Week six of Redemption

This week wasn’t the best for me.  On Monday I was able to jump ahead and write several blog post early. It makes it easier so I can just publish in the morning and get on with my day. So that is pretty much all I did this week.  I’ve been sick and it has really held me back from being productive.

To be honest there are more reasons as to why I wasn’t productive this week. I think my fear of success is acting up again. It’s a reoccurring thing with me.  I know I have potential to become a great writer and a great contribution to society but I’m so afraid that is just in my head.  That I’m just a regular person meant to do nothing more than exist. The other thing is if I am able to succeed and get everything I want from life, then what?  Am I then just suppose to exist or am I done and should just waste away?

When I’m studying Buddhism, I have less anxiety and desires to be great.  Buddhism teaches suffering lies in desire.  It’s not to say having ambition is wrong but it does lead to suffering when you can’t accomplish what you seek or have to sacrifice other things on the road to your success.  I’ve always struggled with wants.  To want is to suffer and I’m tired of suffering but how to I really stop wanting?

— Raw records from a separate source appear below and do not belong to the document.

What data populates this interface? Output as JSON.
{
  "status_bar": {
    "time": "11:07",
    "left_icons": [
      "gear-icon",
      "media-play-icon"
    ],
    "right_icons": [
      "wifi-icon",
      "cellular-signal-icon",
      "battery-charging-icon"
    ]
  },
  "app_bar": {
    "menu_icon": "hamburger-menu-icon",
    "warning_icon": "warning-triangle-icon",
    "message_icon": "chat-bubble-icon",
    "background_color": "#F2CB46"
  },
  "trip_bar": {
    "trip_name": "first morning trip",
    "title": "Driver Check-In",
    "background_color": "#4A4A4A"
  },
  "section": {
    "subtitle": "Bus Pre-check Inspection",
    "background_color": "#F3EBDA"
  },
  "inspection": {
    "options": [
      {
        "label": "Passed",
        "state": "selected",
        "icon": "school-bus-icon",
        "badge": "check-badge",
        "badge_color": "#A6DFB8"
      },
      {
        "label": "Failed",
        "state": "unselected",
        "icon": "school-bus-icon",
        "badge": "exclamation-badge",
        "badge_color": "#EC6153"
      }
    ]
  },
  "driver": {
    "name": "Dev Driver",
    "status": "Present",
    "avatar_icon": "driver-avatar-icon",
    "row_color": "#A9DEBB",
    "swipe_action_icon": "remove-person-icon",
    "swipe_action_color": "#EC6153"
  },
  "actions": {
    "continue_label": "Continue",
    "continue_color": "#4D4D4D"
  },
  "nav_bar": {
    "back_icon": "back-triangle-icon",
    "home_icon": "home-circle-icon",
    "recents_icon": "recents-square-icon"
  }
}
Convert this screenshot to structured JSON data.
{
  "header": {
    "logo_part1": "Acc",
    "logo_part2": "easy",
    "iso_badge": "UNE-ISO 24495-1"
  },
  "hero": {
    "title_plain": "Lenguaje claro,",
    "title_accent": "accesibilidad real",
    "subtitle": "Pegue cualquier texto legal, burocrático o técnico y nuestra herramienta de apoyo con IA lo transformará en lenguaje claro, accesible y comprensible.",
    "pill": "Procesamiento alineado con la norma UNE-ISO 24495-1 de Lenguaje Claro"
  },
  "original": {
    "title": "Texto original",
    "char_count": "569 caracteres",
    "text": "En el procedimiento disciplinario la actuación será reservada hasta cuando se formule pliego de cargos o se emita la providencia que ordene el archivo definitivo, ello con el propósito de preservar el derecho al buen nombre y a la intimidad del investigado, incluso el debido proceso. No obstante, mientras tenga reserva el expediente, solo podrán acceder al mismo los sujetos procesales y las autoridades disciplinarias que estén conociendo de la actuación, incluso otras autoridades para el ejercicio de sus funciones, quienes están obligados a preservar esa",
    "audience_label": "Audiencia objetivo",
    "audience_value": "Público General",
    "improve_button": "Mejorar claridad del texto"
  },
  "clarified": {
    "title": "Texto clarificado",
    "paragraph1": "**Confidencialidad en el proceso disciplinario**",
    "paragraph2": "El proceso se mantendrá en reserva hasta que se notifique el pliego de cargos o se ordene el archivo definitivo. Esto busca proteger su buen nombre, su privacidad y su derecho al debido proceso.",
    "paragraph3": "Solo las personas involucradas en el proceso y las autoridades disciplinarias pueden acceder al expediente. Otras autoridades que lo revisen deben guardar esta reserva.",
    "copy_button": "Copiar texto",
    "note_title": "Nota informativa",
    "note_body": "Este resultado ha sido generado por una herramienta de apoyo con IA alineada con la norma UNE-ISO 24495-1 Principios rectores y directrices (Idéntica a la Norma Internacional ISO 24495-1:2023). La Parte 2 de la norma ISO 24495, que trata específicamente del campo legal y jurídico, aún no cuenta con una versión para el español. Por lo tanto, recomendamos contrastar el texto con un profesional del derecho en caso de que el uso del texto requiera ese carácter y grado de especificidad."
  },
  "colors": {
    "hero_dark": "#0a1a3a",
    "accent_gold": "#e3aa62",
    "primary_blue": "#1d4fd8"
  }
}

I have stopped most of my material wants.  Lately I’ve been clearing out just stuff.  I realize the clothes, the DVDs, and all the gadgets really do nothing but collect dust and take up space.  The want and drive to always obtain these things brings suffering so I have eliminated that need.  But the desire for success and realize my destiny are still my main source of suffering. And the fear of actually reaching my goals are my next source.  I’ll let you know how things go.